Harasziti, who provided HBI tells HBI that for-profit revenue growth in the country has been staggering. Prior to the pandemic, the average annual private healthcare revenue growth was 20% to 30%, he estimates. Growth surged to 50% last year. A key reason for this rise in for-profit demand is the difficulty in seeing doctors during the pandemic, and long waiting queues for consultations hospital appointments and procedures.

Peter Karli, head of Budapest-based mergers and acquisition firm Heal Partners agrees with Haraszti’s estimates, but cautions that it is difficult to get exact numbers.

Gyula Kincses, president of the Hungarian Medical Chamber, however, is desperately concerned with the state of the nation’s NHS system and is publicly calling for the healthcare system to be restructured and regulation to be improved. Some of his recommendations have already been applied, Karli said.

Despite soaring revenues, about half of the large private healthcare providers in Budapest, Hungary’s capital, are incurring losses, Haraszit says. The sector, similar to other European providers has been suffering from fallout from Russia’s actions in Ukraine – a surge in energy and food costs, a shortage of labour and a healthcare wage surge. A weak currency against the euro and especially the US dollar hasn’t helped. Health care price increases are inevitable, Haraszti predicts. He also forecasts that there will be consolidation into larger well capitalised for-profit companies.

TritonLife, Hungary’s third largest for-profit healthcare provider by revenue after Medicover, which covers health and dental clinics, optics, labs, drugs and insurance, and Budai Egeszsegkoz Pont, (hospitals, imaging and other services), should achieve revenue of HUF16.5bn (€41.3m) this year, Harasziti predicts. This would be an increase of 43% from last year. Moreover, TritonLife plans to open four new private hospitals this year which could boost 2023 revenue by a further HUF16.5 billion.

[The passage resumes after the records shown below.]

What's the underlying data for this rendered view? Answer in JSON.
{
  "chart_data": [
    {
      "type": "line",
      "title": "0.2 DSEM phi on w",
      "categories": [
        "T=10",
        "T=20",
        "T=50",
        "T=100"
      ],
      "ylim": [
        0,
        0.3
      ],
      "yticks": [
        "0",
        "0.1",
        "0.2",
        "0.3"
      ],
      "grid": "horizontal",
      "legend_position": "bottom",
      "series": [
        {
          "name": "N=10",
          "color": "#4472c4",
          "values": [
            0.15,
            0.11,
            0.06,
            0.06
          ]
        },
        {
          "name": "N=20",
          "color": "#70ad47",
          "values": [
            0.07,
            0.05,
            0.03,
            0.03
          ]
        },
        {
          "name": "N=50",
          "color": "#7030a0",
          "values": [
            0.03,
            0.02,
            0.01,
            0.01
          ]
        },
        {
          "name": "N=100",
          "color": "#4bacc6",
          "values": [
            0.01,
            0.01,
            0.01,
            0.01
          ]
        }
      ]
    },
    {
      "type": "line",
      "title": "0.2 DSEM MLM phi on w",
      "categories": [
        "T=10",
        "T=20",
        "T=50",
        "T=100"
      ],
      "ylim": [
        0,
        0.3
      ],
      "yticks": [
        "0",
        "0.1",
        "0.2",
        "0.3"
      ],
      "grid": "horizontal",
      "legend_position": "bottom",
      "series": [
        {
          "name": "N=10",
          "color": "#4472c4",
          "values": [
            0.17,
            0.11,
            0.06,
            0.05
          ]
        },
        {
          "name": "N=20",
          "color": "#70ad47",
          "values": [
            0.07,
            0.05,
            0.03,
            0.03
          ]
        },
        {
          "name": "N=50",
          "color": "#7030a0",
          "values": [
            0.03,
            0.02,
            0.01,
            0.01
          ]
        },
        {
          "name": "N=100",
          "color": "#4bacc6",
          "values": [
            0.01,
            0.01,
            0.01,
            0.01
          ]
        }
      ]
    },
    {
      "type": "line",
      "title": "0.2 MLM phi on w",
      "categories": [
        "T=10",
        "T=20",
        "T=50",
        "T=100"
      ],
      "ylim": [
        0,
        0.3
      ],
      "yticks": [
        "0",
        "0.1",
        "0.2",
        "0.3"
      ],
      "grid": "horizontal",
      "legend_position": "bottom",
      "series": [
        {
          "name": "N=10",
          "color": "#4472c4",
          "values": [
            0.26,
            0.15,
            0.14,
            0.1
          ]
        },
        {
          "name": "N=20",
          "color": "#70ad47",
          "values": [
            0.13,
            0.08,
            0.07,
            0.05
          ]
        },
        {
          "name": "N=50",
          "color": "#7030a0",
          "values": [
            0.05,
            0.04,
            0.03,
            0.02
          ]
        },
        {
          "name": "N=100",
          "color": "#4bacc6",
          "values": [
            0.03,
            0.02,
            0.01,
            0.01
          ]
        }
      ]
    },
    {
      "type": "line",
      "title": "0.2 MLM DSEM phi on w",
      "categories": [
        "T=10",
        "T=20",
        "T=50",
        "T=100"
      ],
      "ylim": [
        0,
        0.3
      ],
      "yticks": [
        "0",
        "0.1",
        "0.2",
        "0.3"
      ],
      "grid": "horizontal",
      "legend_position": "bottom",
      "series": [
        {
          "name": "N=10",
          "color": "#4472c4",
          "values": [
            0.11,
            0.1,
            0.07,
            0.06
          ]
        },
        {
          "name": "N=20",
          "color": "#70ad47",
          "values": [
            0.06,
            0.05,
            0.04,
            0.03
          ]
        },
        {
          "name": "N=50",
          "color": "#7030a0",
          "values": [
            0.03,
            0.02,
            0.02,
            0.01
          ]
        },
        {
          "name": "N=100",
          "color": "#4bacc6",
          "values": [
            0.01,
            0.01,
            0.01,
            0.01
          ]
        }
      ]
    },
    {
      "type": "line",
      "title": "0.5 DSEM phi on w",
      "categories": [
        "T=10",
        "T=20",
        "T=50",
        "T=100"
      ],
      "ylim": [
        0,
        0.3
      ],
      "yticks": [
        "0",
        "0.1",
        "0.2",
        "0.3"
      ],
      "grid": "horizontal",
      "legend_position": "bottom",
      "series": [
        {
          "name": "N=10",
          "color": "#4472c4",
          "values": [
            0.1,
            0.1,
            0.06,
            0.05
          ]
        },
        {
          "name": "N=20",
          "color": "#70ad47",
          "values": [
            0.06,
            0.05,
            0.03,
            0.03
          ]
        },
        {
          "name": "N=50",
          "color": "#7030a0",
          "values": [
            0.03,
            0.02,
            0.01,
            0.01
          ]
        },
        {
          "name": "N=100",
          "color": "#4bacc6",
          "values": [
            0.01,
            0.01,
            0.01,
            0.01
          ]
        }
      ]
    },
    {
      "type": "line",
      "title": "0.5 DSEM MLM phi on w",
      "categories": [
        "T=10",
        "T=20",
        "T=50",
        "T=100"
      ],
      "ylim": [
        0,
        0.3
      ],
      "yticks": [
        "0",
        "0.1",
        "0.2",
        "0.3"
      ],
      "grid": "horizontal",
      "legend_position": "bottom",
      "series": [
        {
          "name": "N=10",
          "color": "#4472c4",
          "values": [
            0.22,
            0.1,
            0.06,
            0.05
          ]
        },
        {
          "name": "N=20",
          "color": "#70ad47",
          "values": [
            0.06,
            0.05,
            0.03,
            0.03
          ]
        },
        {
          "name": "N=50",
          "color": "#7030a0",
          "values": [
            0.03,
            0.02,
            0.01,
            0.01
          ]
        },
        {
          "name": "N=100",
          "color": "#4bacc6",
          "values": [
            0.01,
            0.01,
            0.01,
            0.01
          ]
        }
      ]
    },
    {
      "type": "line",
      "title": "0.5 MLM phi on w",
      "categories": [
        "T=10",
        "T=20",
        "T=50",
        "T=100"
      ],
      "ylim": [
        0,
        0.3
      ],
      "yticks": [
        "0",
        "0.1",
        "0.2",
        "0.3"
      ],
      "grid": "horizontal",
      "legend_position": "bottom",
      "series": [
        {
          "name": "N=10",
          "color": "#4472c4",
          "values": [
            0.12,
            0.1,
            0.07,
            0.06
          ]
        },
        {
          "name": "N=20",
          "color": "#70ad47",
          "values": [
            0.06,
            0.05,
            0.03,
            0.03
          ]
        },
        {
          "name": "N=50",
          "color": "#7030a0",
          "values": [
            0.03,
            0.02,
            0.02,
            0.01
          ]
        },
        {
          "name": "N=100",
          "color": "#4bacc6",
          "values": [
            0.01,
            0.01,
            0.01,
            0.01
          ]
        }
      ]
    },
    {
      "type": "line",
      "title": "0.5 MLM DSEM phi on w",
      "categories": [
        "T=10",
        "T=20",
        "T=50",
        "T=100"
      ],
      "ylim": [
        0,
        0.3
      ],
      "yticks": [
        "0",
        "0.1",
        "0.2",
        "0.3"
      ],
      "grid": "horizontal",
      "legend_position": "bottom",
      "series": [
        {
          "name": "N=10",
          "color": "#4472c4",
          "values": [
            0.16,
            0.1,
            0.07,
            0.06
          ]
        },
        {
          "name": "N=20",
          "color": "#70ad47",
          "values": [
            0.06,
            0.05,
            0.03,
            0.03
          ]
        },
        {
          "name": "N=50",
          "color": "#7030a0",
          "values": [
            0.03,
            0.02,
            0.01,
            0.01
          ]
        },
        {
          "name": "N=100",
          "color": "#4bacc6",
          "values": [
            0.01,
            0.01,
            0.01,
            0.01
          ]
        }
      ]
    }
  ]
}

The European Union has proposed the suspension of €7.5bn in EU funding for Viktor Orban’s authoritarian right wing nationalist government. This is about a third of the total amount of EU funds that was to be allocated to Hungary until 2027. EU parliamentarians have raised concerns about Hungary’s constitutional and electoral systems, judicial independence, possible corruption, public procurement irregularities, LGBTQ rights, as well as media, academic and religious freedoms.

Karli said that it is unclear that the proposed reduction in EU funding will hinder the State’s health spending. But there is considerable concern about politics and health developments in Hungary.

For example, women who want to have an abortion in Hungary will be forced to listen to the foetus’s heartbeat or other signs of life before an abortion, according to a new regulation. Doctors are responsible for the process, states the new rule which came into force mid September.

In the run-up to the Hungarian elections last April, the opposition prime ministerial candidate Péter Márki-Zay promised to spend an extra HUF 1,200bn (€3 bn) to reform Hungarian healthcare in line with European countries. He believes that  there should be higher salaries for health professionals and a single national insurance model.